Justo al final del flanco sur de los Caracoles, que en realidad es el cerro hoy conocido como de Las Vueltas, comienzan unas características distintas del terreno: “Concluidas las siete primeras leguas expresadas y perdida la ventaja de la sombra, sólo descubre la vista montañas peladas, y cerros tristes y amarillos; piedras molestas en los caminos, barrancas espantosas, paredones y rocas tajadas y perspectivas melancólicas, y sin verdura, sin otras aguas que las claras del río Orejón, inútiles para la fertilización por la profundidad en que caminan…”
Ese es el panorama que descubrieron nuestros ilustres viajeros apenas le dieron la espalda al cerro de Las Vueltas.
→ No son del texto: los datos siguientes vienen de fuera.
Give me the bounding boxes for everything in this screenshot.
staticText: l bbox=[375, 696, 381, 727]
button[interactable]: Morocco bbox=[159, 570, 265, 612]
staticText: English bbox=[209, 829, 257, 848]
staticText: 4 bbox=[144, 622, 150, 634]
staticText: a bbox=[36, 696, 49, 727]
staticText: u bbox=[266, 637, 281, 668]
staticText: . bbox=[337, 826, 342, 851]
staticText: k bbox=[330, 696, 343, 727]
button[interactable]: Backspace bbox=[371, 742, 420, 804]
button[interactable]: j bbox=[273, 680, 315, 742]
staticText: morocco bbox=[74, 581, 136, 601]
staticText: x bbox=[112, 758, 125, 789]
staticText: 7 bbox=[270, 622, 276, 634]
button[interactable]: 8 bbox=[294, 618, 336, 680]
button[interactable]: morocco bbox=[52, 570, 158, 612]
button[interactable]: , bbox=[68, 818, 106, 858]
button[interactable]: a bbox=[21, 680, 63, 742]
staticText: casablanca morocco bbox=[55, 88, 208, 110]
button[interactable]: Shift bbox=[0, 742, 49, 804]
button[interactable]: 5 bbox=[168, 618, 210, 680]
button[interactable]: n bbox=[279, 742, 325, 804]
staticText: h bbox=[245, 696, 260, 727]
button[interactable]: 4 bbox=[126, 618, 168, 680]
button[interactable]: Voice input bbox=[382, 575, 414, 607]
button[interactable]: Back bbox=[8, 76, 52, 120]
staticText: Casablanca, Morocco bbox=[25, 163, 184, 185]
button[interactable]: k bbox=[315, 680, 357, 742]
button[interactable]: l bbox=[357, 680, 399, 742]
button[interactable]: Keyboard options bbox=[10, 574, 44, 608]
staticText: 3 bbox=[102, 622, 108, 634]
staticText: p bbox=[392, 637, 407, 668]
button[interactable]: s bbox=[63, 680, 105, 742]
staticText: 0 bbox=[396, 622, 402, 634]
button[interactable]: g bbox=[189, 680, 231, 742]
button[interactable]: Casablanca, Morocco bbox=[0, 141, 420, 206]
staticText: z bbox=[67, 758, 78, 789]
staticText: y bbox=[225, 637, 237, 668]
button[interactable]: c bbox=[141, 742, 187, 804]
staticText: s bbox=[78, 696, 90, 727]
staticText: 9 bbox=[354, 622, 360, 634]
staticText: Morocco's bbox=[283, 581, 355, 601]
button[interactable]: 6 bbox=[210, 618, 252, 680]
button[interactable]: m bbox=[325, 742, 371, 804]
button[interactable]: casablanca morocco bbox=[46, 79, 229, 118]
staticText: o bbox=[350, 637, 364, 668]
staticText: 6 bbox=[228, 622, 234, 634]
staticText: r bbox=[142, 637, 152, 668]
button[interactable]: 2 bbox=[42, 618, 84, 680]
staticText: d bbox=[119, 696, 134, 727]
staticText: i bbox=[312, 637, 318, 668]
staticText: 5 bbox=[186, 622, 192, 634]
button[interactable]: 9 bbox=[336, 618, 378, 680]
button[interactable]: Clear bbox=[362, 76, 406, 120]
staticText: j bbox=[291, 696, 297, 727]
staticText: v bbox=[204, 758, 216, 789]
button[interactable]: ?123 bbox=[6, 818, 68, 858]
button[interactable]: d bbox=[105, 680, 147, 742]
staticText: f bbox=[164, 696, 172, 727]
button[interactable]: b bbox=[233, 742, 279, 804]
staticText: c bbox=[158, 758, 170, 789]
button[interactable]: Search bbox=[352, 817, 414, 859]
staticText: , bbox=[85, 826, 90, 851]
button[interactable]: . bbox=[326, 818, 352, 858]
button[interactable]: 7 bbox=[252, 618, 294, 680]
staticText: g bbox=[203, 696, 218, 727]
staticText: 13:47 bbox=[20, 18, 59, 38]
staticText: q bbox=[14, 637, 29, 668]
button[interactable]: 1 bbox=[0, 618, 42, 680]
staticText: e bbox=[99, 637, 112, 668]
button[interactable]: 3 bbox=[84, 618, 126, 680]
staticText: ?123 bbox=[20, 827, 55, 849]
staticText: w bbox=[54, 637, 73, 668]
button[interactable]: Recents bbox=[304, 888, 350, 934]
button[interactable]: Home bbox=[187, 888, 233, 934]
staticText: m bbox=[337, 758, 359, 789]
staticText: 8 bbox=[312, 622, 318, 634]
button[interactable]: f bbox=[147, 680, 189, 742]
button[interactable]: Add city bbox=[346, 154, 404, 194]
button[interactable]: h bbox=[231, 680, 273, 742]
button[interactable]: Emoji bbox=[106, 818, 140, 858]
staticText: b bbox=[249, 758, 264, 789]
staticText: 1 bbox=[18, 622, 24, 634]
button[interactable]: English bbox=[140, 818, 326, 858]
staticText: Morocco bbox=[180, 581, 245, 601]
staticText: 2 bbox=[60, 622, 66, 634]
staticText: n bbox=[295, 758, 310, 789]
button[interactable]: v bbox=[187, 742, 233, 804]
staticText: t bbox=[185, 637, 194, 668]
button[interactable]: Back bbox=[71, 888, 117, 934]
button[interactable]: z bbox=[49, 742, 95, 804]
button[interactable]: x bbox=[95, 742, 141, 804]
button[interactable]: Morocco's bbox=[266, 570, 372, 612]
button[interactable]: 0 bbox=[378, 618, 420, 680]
Tendida horizontalmente la vista hacia el sur, el escenario no deja de intimidar; mínimo debió haber preocupado al adolescente José María, pero sobre todo a su madre, quien es seguro que habrá albergado en su corazón un sentimiento de culpa por el lugar tan inhóspito en que iba a dejar a su hijo por causa de máxima necesidad.
Pero el horizonte es engañoso, pues oculta los microclimas que se hacen a la sombra de las profundas barrancas y más aún en las cañadas más al sur, como es el caso de la cañada que acoge a Tahuejo, que ya desde ese siglo XVIII se había dejado reverdecer con obras de ingeniería hidráulica para extraer y conducir el agua del río Cortijo desde centenares de metros arriba para dar lugar al cultivo del añil, entre otros.
Al descubrir la verde cañada desde lo alto del lomerío desarbolado y ardiente, no puede menos que causar alegría y querer correr hacia ella como si de un oasis en el desierto se tratara. Esa alegría debieron haber experimentado doña Juana Pavón y su hijo José María; se habrá descargado el corazón de ella de aquel sentimiento culposo que la venía torturando unos pocos kilómetros arriba. Esto es otra cosa, ambos viajeros habrán pensado con satisfacción.
Quiero imaginarme al tío Felipe Morelos Ortuño dando la bienvenida y presentando a sus parientes con el personal de la hacienda, cuyo beneficio era el cultivo e industria del añil, sin que ello significara que no hubiera otros cultivos y actividades campiranas. Se habrán reunido en el recibimiento quienes hacían los oficios más variados en una hacienda del tipo y la época en la Tierra Caliente: administradores y peones del campo: agricultores y vaqueros; y obreros de la industria: carpinteros, herreros, albañiles; vecinos y arrieros, etcétera, con sus familias.
Nadie de los que se encontraban en esa bienvenida pudo imaginar que aquel encuentro entre el adolescente José María Morelos y el entorno natural y social que lo recibían iba a ser determinante en la historia de nuestro país. Un niño adolescente que llegó a sobreponerse a dos situaciones retadoras para templar su carácter: la lejanía por 11 años de sus seres más queridos y una topografía y un clima que tendría que conquistar y domar a lomo de caballo, en sus correrías laborales y de recreación, como aprendizajes de vida para su posterior encuentro con la historia.